Actual mileage may vary, but if GDP growth and health inflation continue at their historical pace, healthcare spending per capita in 2105 would be $213,000 while all other spending per capita would be $130,000. Health care spending would go from 15% of GDP to approximately 60%. Reihan Salam takes those numbers, courtesy of The Cost Disease by economist William Baumol, and makes this extrapolation:
Medical expenditures by business and households and other private sources are subsidized in various ways by government at all levels, but we’ll leave that aside and say that government accounted for 45 percent of medical expenditures in 2011. This number will most likely increase as the Affordable Care Act is implemented, but let’s also leave that to the side and imagine that government will account for 45 percent of medical expenditures in 2105 — government spending on medical care alone with represent 27 percent of GDP.
This is the best-case scenario. In this world, total government expenditures (federal, state, and local) might represent as much as 60 percent of GDP. Even if we achieve fiscal balance with government expenditures at 60 percent of GDP, the space for private enterprise, civil society, and voluntary cooperation writ large will be smaller than it is today, and it is not unreasonable to believe that this might have deleterious consequences on dynamism and initiative.

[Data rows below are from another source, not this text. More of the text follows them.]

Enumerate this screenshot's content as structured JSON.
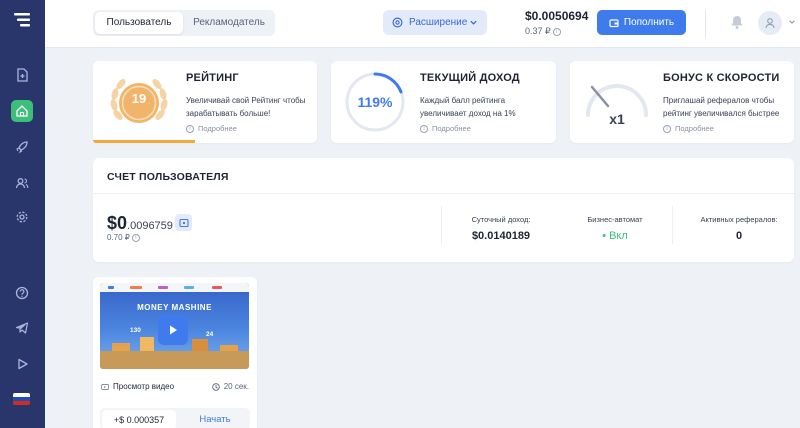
{
  "topbar": {
    "role_tabs": [
      "Пользователь",
      "Рекламодатель"
    ],
    "extension_label": "Расширение",
    "balance_usd": "$0.0050694",
    "balance_rub": "0.37 ₽",
    "topup_label": "Пополнить"
  },
  "cards": {
    "rating": {
      "title": "РЕЙТИНГ",
      "value": "19",
      "desc": "Увеличивай свой Рейтинг чтобы зарабатывать больше!",
      "more": "Подробнее"
    },
    "income": {
      "title": "ТЕКУЩИЙ ДОХОД",
      "value": "119%",
      "desc": "Каждый балл рейтинга увеличивает доход на 1%",
      "more": "Подробнее"
    },
    "speed": {
      "title": "БОНУС К СКОРОСТИ",
      "value": "x1",
      "desc": "Приглашай рефералов чтобы рейтинг увеличивался быстрее",
      "more": "Подробнее"
    }
  },
  "account": {
    "title": "СЧЕТ ПОЛЬЗОВАТЕЛЯ",
    "amount_main": "$0",
    "amount_fraction": ".0096759",
    "amount_rub": "0.70 ₽",
    "daily_label": "Суточный доход:",
    "daily_value": "$0.0140189",
    "auto_label": "Бизнес-автомат",
    "auto_value": "• Вкл",
    "refs_label": "Активных рефералов:",
    "refs_value": "0"
  },
  "video": {
    "brand": "MONEY MASHINE",
    "stat_left": "130",
    "stat_right": "24",
    "type_label": "Просмотр видео",
    "duration": "20 сек.",
    "reward": "+$ 0.000357",
    "start_label": "Начать"
  },
  "colors": {
    "sidebar": "#28366b",
    "accent": "#3f7bec",
    "green": "#3dbf7a",
    "rating_gold": "#f2a93b"
  }
}
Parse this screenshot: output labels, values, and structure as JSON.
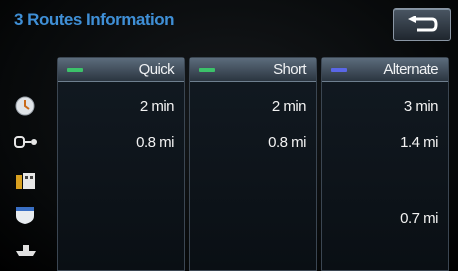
{
  "header": {
    "title": "3 Routes Information"
  },
  "toolbar": {
    "back_icon": "return-arrow-icon"
  },
  "row_icons": [
    "clock-icon",
    "toll-road-icon",
    "ferry-icon",
    "highway-icon",
    "route-ferry-icon"
  ],
  "routes": [
    {
      "name": "Quick",
      "time": "2 min",
      "distance": "0.8 mi",
      "third": "",
      "fourth": "",
      "color": "#3cc26a"
    },
    {
      "name": "Short",
      "time": "2 min",
      "distance": "0.8 mi",
      "third": "",
      "fourth": "",
      "color": "#3cc26a"
    },
    {
      "name": "Alternate",
      "time": "3 min",
      "distance": "1.4 mi",
      "third": "",
      "fourth": "0.7 mi",
      "color": "#5a67e6"
    }
  ]
}
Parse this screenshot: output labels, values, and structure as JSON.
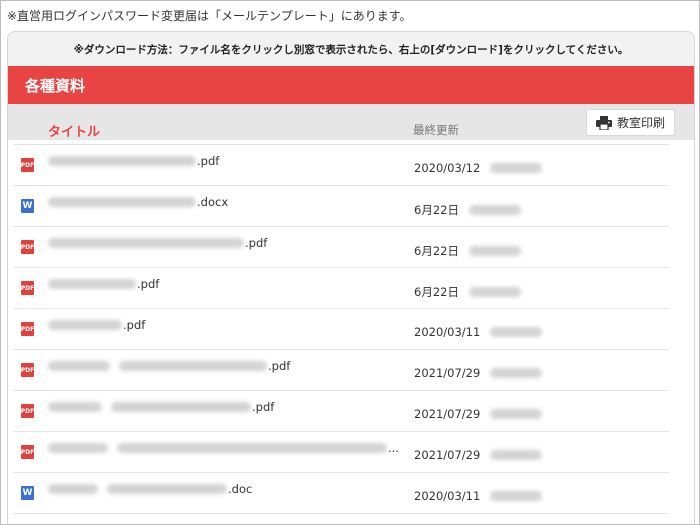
{
  "top_note": "※直営用ログインパスワード変更届は「メールテンプレート」にあります。",
  "download_info": "※ダウンロード方法：ファイル名をクリックし別窓で表示されたら、右上の[ダウンロード]をクリックしてください。",
  "section_title": "各種資料",
  "print_button_label": "教室印刷",
  "table": {
    "col_title": "タイトル",
    "col_updated": "最終更新",
    "rows": [
      {
        "icon": "pdf",
        "icon_label": "PDF",
        "name_suffix": ".pdf",
        "date": "2020/03/12"
      },
      {
        "icon": "word",
        "icon_label": "W",
        "name_suffix": ".docx",
        "date": "6月22日"
      },
      {
        "icon": "pdf",
        "icon_label": "PDF",
        "name_suffix": ".pdf",
        "date": "6月22日"
      },
      {
        "icon": "pdf",
        "icon_label": "PDF",
        "name_suffix": ".pdf",
        "date": "6月22日"
      },
      {
        "icon": "pdf",
        "icon_label": "PDF",
        "name_suffix": ".pdf",
        "date": "2020/03/11"
      },
      {
        "icon": "pdf",
        "icon_label": "PDF",
        "name_suffix": ".pdf",
        "date": "2021/07/29"
      },
      {
        "icon": "pdf",
        "icon_label": "PDF",
        "name_suffix": ".pdf",
        "date": "2021/07/29"
      },
      {
        "icon": "pdf",
        "icon_label": "PDF",
        "name_suffix": "...",
        "date": "2021/07/29"
      },
      {
        "icon": "word",
        "icon_label": "W",
        "name_suffix": ".doc",
        "date": "2020/03/11"
      }
    ]
  },
  "colors": {
    "accent": "#e94444",
    "pdf_icon": "#e0413a",
    "word_icon": "#3b6fd4"
  },
  "icons": {
    "print": "printer-icon",
    "pdf": "pdf-file-icon",
    "word": "word-file-icon"
  }
}
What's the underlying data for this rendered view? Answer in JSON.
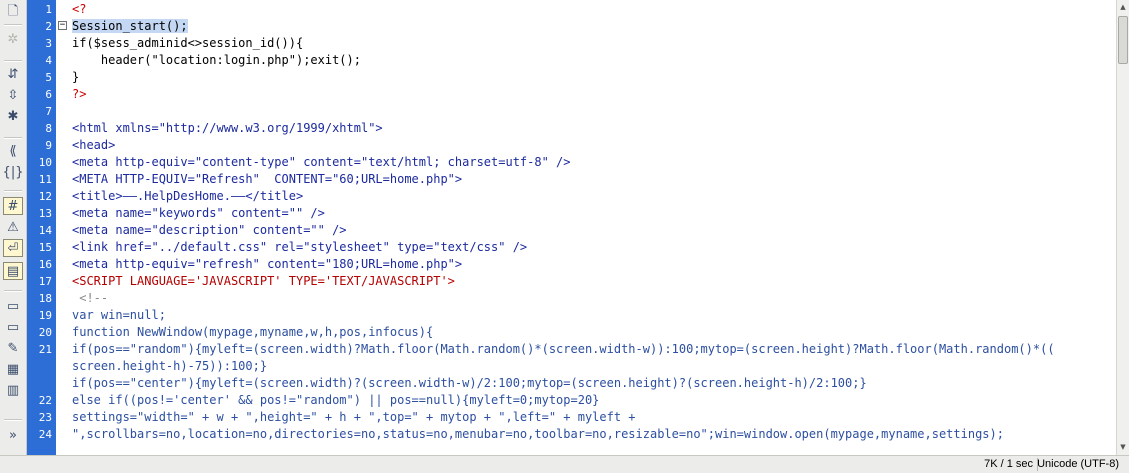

So just raise taxes, right? Pre-Reagan marginal income tax rates. Maybe a VAT, too. And some Pigovan carbon and Tobin taxes for good measure. After all, if the challenge is just making the numbers work, tax away.
But as Salam adds, we also want government to, you know, deliver better services and a better quality-of-life. Value. So what is required here is not just cost cutting or deficit reduction, but massive amounts of fresh thinking and disruptive innovation.
Perhaps the most important role for government is not getting in the way, not letting established public- and private-sector players use government to preserve the status quo. Still, center-right policymakers must not just focus on cutting government, but making the government we do need work better. McKinsey notes that the US government has not tried to measure its own productivity in nearly two decades.